Many other studies, highlighted in Table 7, have shown pronounced and beneficial effects.
Not all data are conclusive. The results of a 60-day randomized-placebo clinical trial by Hasanzade and colleagues using Cinnamomum cassia in 70 people with T2D revealed no significant difference (p > 0.05) between the test and placebo (Hasanzade et al., 2013). On the other hand, Hoehn and Stockert in a smaller trial reported significant decrease in blood sugar levels of the patients taking 1,000 mg Cinnamomum cassia capsule for 12 weeks (Hoehn & Stockert, 2012). An aqueous extract of G. sylvestre (GS4) 400 mg/day used over 18 to 20 months supplementation drove significant decreases (p < 0.001) in blood glucose, glycosylated haemoglobin and glycosylated plasma protein in 22 patients (Baskaran et al., 1990). It should also be clearly noted that many of the clinical studies performed to date include relatively small numbers of patients. Larger studies will provide impetus for more work in this area.

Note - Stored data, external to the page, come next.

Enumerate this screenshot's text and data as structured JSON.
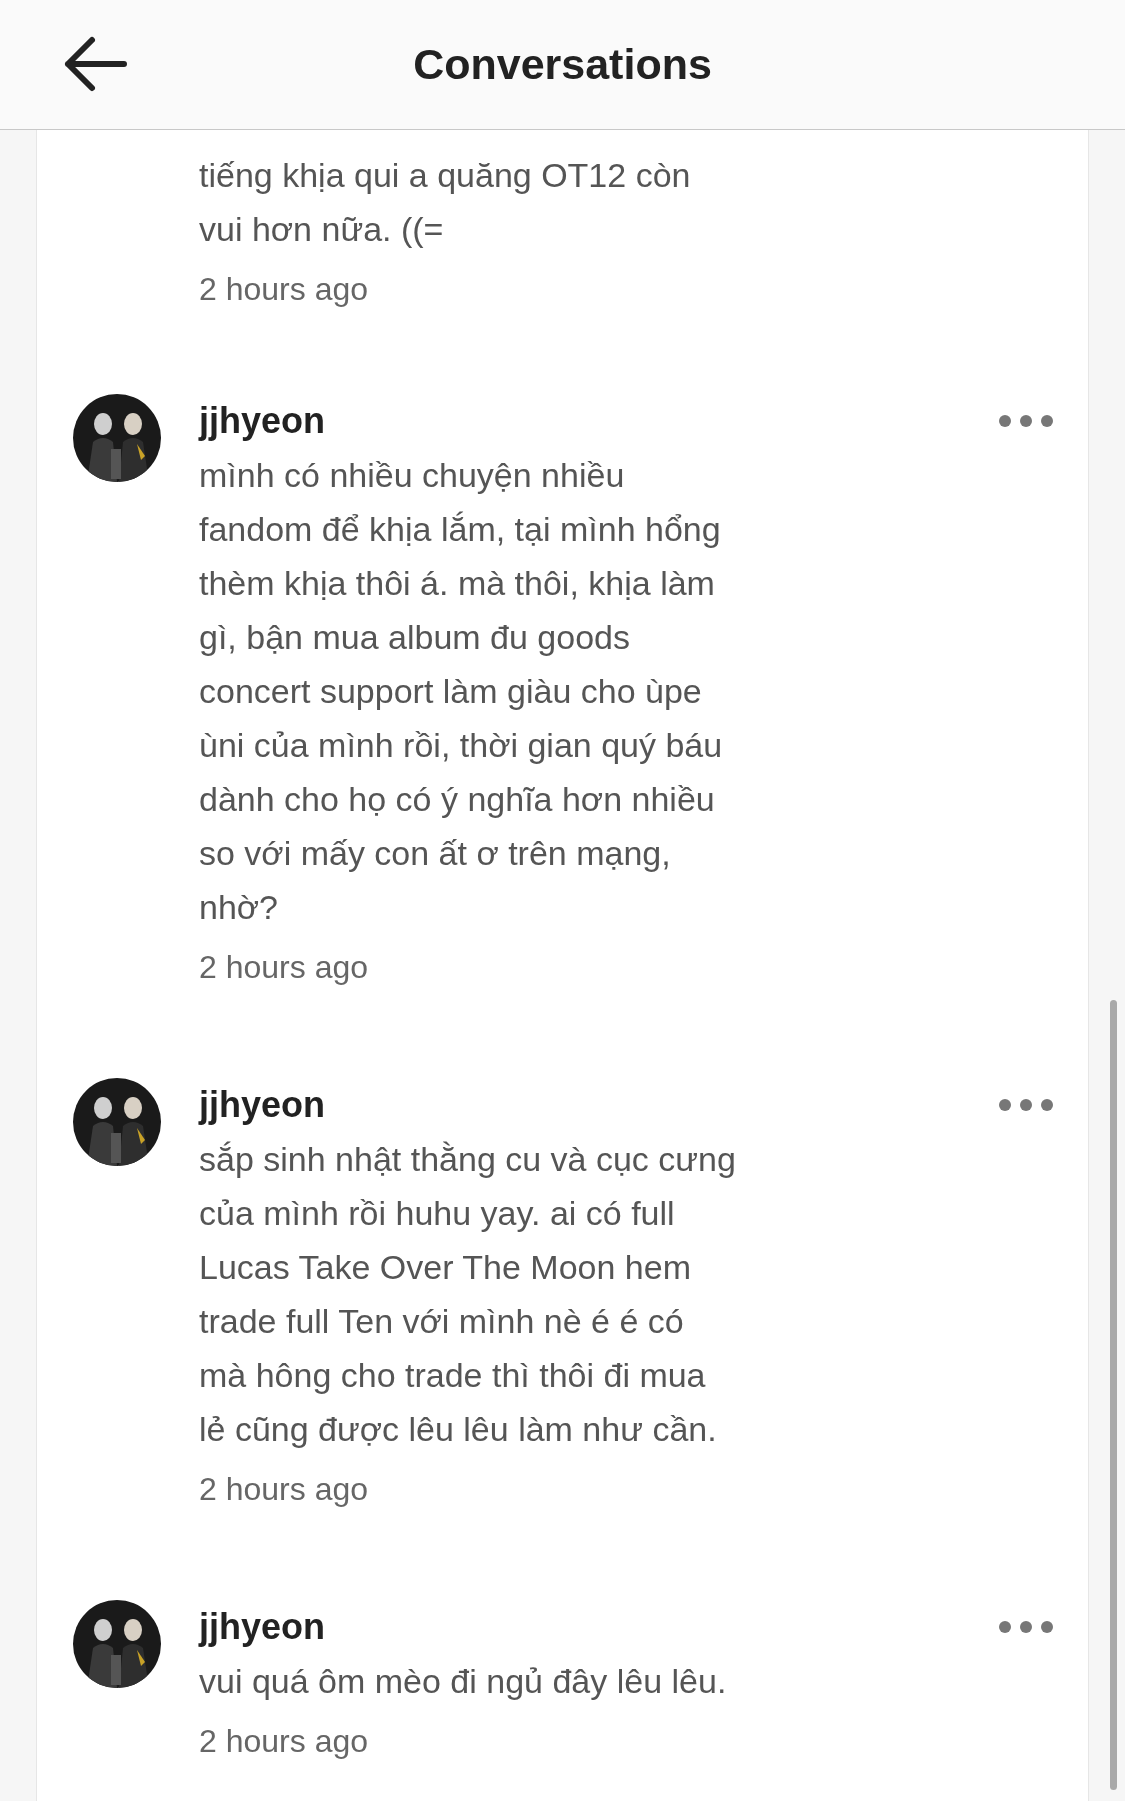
{
  "header": {
    "title": "Conversations"
  },
  "comments": [
    {
      "kind": "partial",
      "lines": [
        "tiếng khịa qui a quăng OT12 còn",
        "vui hơn nữa. ((="
      ],
      "time": "2 hours ago"
    },
    {
      "kind": "full",
      "username": "jjhyeon",
      "lines": [
        "mình có nhiều chuyện nhiều",
        "fandom để khịa lắm, tại mình hổng",
        "thèm khịa thôi á. mà thôi, khịa làm",
        "gì, bận mua album đu goods",
        "concert support làm giàu cho ùpe",
        "ùni của mình rồi, thời gian quý báu",
        "dành cho họ có ý nghĩa hơn nhiều",
        "so với mấy con ất ơ trên mạng,",
        "nhờ?"
      ],
      "time": "2 hours ago"
    },
    {
      "kind": "full",
      "username": "jjhyeon",
      "lines": [
        "sắp sinh nhật thằng cu và cục cưng",
        "của mình rồi huhu yay. ai có full",
        "Lucas Take Over The Moon hem",
        "trade full Ten với mình nè é é có",
        "mà hông cho trade thì thôi đi mua",
        "lẻ cũng được lêu lêu làm như cần."
      ],
      "time": "2 hours ago"
    },
    {
      "kind": "full",
      "username": "jjhyeon",
      "lines": [
        "vui quá ôm mèo đi ngủ đây lêu lêu."
      ],
      "time": "2 hours ago"
    }
  ]
}
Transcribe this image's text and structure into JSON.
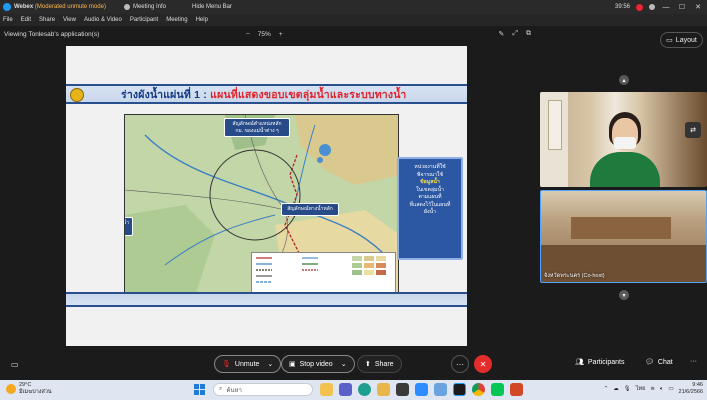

Conclusion and future perspectives
Diabetes mellitus-related morbidity and mortality continues to increase globally and necessitates urgent action to identify and drive novel therapies which can be widely used in under-developed economies. Our review reveals that antidiabetic drugs of herbal origin can play a modulatory role in insulin signaling pathways and drive metabolically relevant changes in insulin action, such as elevated glucose transport. Tissue culture systems have provided key insight into the molecular mechanisms of the phytochemicals beneficial to diabetic patients and have contributed both mechanistic insight and facilitated the development of more clinically-facing treatments. Among the plants we reviewed in tissue culture systems, close to half (45%) have been investigated for their antidiabetic activities in mammals (rats, mice, and rabbits) and 4% have been tested in human clinical trials. The positive outcomes reported in these clinical trials should be recognized as providing a new impetus to phytobiology research as an effective treatment for insulin resistance and diabetes. In future, larger-scale clinical trials are clearly warranted given the largely positive effects of many of these natural products. There is a need to screen larger numbers and citizens of different genetic backgrounds to identify potential population-specific benefits. Similarly, the coupling of phytochemical studies to genomic data may offer a powerful means to develop combination therapies and more personalized medicine approaches.